RMF step 1 - Categorize the authorization package

  • Release version: Australia
  • Updated March 12, 2026
  • 3 minutes to read

    • In the Categorize step, you define the criticality or sensitivity of your information system according to potential worst-case scenarios. This involves selecting NIST information types for the package and using the information types to define the impact levels for the package.

    Before you begin

    Role required to use Categorize:
    • sn_irm_cont_auth.system_owner
    • sn_irm_cont_auth.info_system_sec_manager
    • sn_irm_cont_auth.info_system_sec_officer
    Role required to write to an authorization package:
    • sn_irm_cont_auth.admin
    • sn_irm_cont_auth.system_owner
    • sn_irm_cont_auth.info_system_sec_manager
    • sn_irm_cont_auth.authorization_official
    • sn_irm_cont_auth.info_system_sec_officer
    Role required to select information types:
    • sn_irm_cont_auth.admin
    • sn_irm_cont_auth.system_owner

    Role required to write to overridden fields on the Package form: sn_irm_cont_auth.system_owner

    About this task

    When you click Categorize on the Authorization Package form, an Impact field, an Impact tab, and an Information Types related list appear on the form.

    Procedure

    1. In the Information Types tab, select Edit.
      Note:
      As you select the information types, guidance about the selected information type appears, including name, categories, and the Confidentiality, Integrity, and Availability (CIA) ratings for the information type.
      Information Types selection form
    2. Multi-select the information types you want to select for this authorization package and move them to the Information Type List box.
    3. When you have completed your selections, select Save.

      The Information Types related list now contains the guidance information for the information types you selected.

      Information Types list
    4. Select the Impact tab and review the recommended impacts for the information types you selected.
      Note:
      The impacts displayed in the Recommended fields reflect the worst-case scenario of the information types you selected. For example, if you selected an information type with High CIA levels, the Recommended fields under the Impact tab would all show High levels of risk. The CIA levels are used to calculate the overall impact of the information types you selected, which is now displayed in the Impact field.
    5. To skip the attestation stage for all controls in this package, select the Skip attestations check box.
      This option is editable until the package reaches the Implement step, after which it becomes read-only. When enabled, the Attest button is unavailable for all controls generated from this package, and controls move directly from Draft to Review.

      When enabled, the following changes apply to all controls generated from this package:

      • The Attest button is not available across all views: form view, list view, related list view, hierarchical grid view, and classic view.
      • Controls move directly from Draft to Review instead of passing through the attestation stage.
      • A Review button is available in the controls list view in the CAM workspace. When selected, the system checks each control's package configuration and moves only eligible controls to Review; controls from packages where Skip attestations is not enabled are skipped.
      • The following attestation-related UI elements are hidden on control and control requirement records:
        • Attestations related list on the control record
        • Attestation widgets on the control overview page
        • Attestations related list on the control requirement record
        • Attestation section in the control requirement details view

      This configuration applies only to controls generated from packages where Skip attestations is enabled.
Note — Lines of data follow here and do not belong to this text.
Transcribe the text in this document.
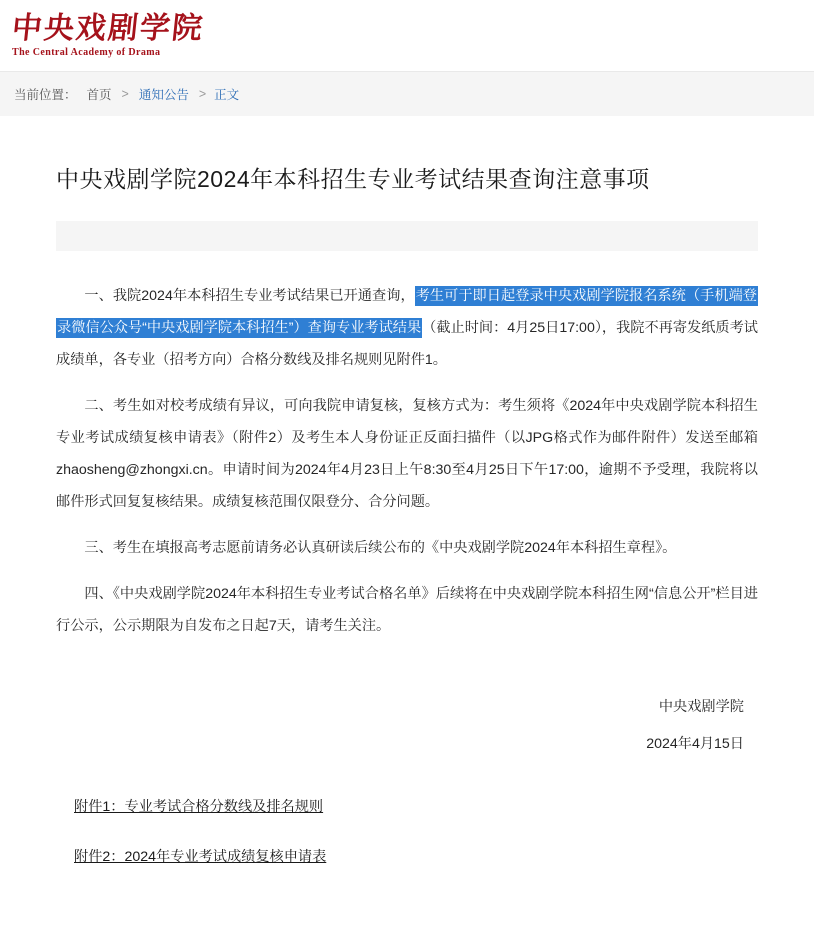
中央戏剧学院
The Central Academy of Drama
当前位置： 首页 > 通知公告 > 正文
中央戏剧学院2024年本科招生专业考试结果查询注意事项

一、我院2024年本科招生专业考试结果已开通查询，考生可于即日起登录中央戏剧学院报名系统（手机端登录微信公众号“中央戏剧学院本科招生”）查询专业考试结果（截止时间：4月25日17:00），我院不再寄发纸质考试成绩单，各专业（招考方向）合格分数线及排名规则见附件1。

二、考生如对校考成绩有异议，可向我院申请复核，复核方式为：考生须将《2024年中央戏剧学院本科招生专业考试成绩复核申请表》（附件2）及考生本人身份证正反面扫描件（以JPG格式作为邮件附件）发送至邮箱zhaosheng@zhongxi.cn。申请时间为2024年4月23日上午8:30至4月25日下午17:00，逾期不予受理，我院将以邮件形式回复复核结果。成绩复核范围仅限登分、合分问题。

三、考生在填报高考志愿前请务必认真研读后续公布的《中央戏剧学院2024年本科招生章程》。

四、《中央戏剧学院2024年本科招生专业考试合格名单》后续将在中央戏剧学院本科招生网“信息公开”栏目进行公示，公示期限为自发布之日起7天，请考生关注。

中央戏剧学院
2024年4月15日
附件1：专业考试合格分数线及排名规则
附件2：2024年专业考试成绩复核申请表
Controls from other packages, including other CAM packages where this option is not selected, continue to follow the standard attestation workflow and are not affected by this setting. Standard compliance controls on instances without CAM are also unaffected.
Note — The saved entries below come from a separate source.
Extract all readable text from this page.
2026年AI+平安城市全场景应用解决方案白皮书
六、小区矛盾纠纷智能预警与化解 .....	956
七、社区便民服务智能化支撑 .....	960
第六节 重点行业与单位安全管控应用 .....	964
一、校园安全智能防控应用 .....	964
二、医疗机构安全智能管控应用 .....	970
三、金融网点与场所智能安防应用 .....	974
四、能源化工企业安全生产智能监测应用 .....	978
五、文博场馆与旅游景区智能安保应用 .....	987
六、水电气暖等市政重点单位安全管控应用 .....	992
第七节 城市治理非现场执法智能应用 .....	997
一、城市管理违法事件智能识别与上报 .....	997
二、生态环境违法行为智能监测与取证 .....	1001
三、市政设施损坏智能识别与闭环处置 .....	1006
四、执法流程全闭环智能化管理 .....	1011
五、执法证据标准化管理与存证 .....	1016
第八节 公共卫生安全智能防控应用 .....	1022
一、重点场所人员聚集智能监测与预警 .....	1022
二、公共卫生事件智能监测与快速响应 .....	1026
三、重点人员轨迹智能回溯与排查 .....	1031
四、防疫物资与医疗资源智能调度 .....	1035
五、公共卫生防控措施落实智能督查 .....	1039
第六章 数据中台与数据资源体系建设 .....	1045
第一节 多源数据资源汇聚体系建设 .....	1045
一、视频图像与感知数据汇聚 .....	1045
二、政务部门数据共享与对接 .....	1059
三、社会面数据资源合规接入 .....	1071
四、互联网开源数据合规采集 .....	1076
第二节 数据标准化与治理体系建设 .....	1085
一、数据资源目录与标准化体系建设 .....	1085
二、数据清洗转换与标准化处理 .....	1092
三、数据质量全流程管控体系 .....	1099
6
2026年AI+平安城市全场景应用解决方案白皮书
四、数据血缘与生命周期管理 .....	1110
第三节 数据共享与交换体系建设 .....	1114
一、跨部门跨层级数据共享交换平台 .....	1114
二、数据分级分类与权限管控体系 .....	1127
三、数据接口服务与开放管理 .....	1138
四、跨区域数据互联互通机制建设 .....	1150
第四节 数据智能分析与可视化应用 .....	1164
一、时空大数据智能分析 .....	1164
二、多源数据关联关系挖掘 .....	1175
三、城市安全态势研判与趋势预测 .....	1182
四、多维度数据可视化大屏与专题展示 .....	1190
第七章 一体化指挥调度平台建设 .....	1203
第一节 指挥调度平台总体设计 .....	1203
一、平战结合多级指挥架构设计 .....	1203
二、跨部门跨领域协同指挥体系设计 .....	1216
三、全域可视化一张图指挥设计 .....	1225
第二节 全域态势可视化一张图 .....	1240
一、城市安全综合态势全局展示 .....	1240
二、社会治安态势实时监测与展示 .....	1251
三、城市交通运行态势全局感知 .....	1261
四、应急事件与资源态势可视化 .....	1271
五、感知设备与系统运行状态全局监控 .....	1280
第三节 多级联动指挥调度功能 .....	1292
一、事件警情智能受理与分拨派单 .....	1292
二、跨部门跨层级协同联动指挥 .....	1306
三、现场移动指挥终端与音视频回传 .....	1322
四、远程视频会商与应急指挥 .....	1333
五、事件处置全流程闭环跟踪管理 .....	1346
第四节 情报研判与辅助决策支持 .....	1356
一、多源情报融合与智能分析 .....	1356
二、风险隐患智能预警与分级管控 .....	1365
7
    6. You can override any of the impact levels by modifying the Overridden fields and providing a justification.

      As you provide overrides, the Impact field is updated accordingly based on the update CIA levels.
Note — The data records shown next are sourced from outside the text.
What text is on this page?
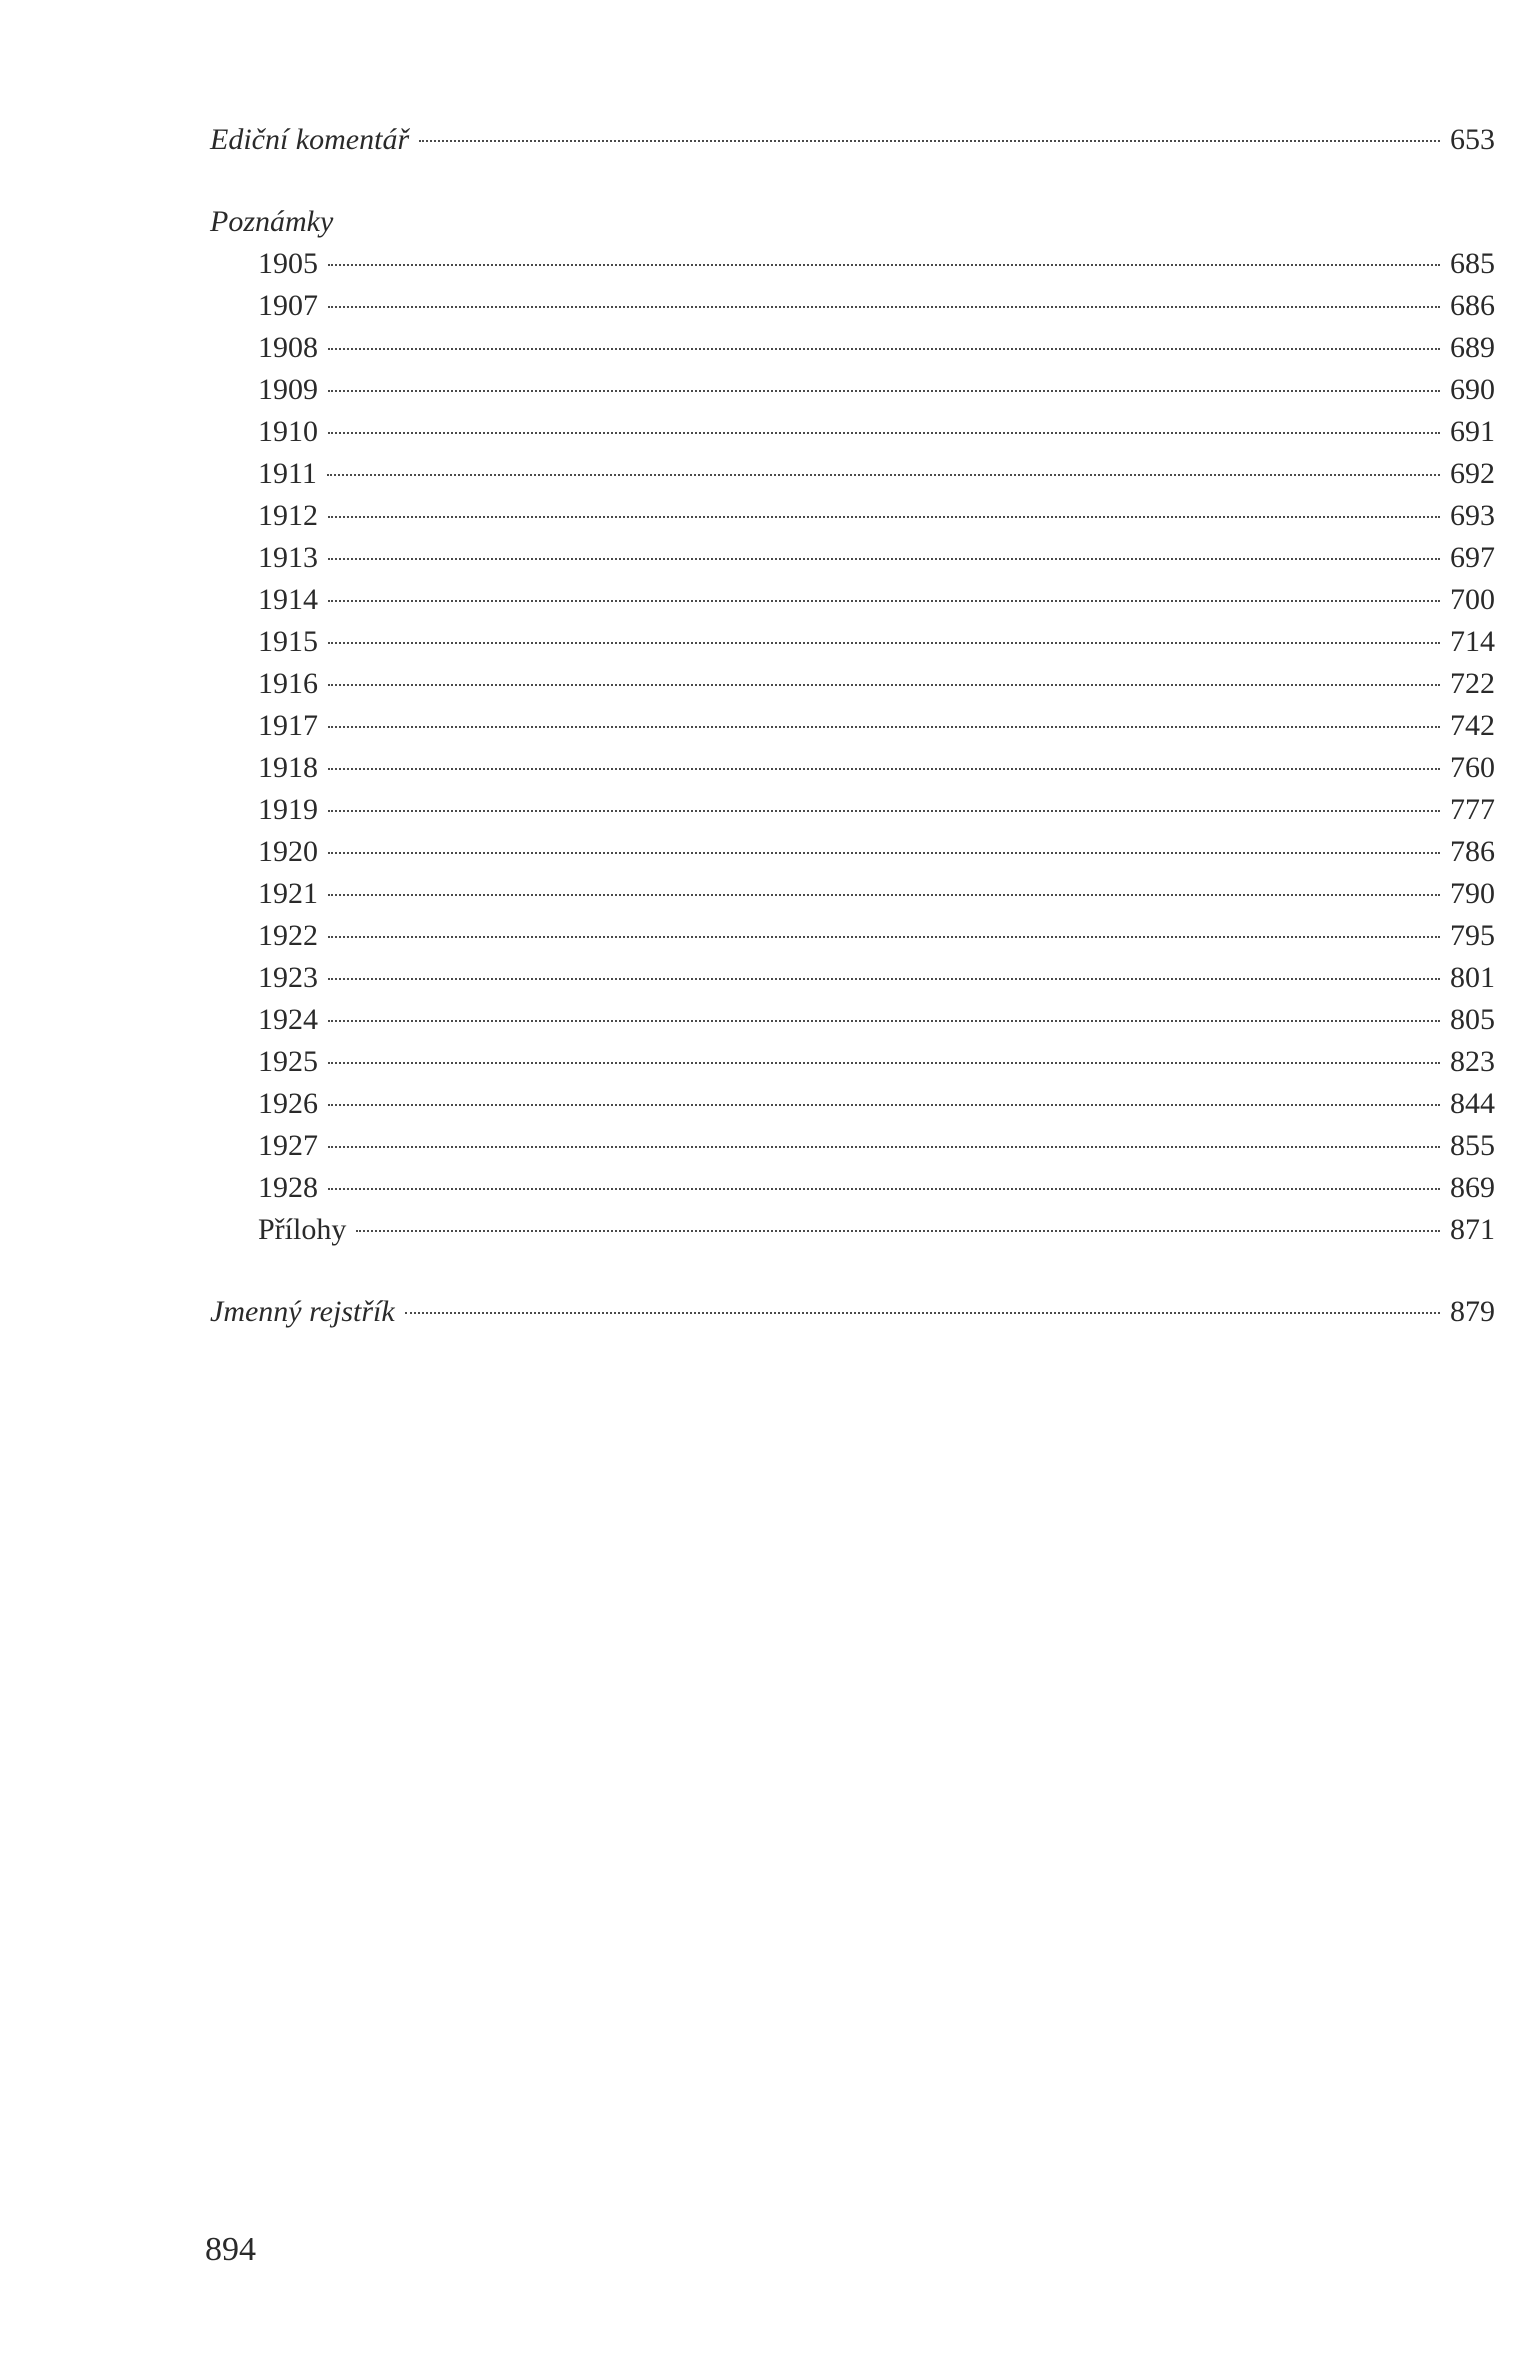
Ediční komentář	653
Poznámky
1905	685
1907	686
1908	689
1909	690
1910	691
1911	692
1912	693
1913	697
1914	700
1915	714
1916	722
1917	742
1918	760
1919	777
1920	786
1921	790
1922	795
1923	801
1924	805
1925	823
1926	844
1927	855
1928	869
Přílohy	871
Jmenný rejstřík	879
894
      Impact override fields
      Important:
      It is vital that the Impact field accurately reflects the impact of the data you are authorizing. All processes downstream from this point relies on that impact level. According to NIST guidelines, the number of controls you must implement depends on the Impact, as follows:
      • High risk = 343 controls
      • Moderate risk = 262 controls
      • Low risk = 125 controls
    7. After you have defined the impact, select Request Approval.
      Authorization Package categorize to request for approval.
      An approval request is sent to the Authorizing Official, who will access My Approvals from the navigation pane and review the information in the package. When approval is received, the package transitions to the Select state.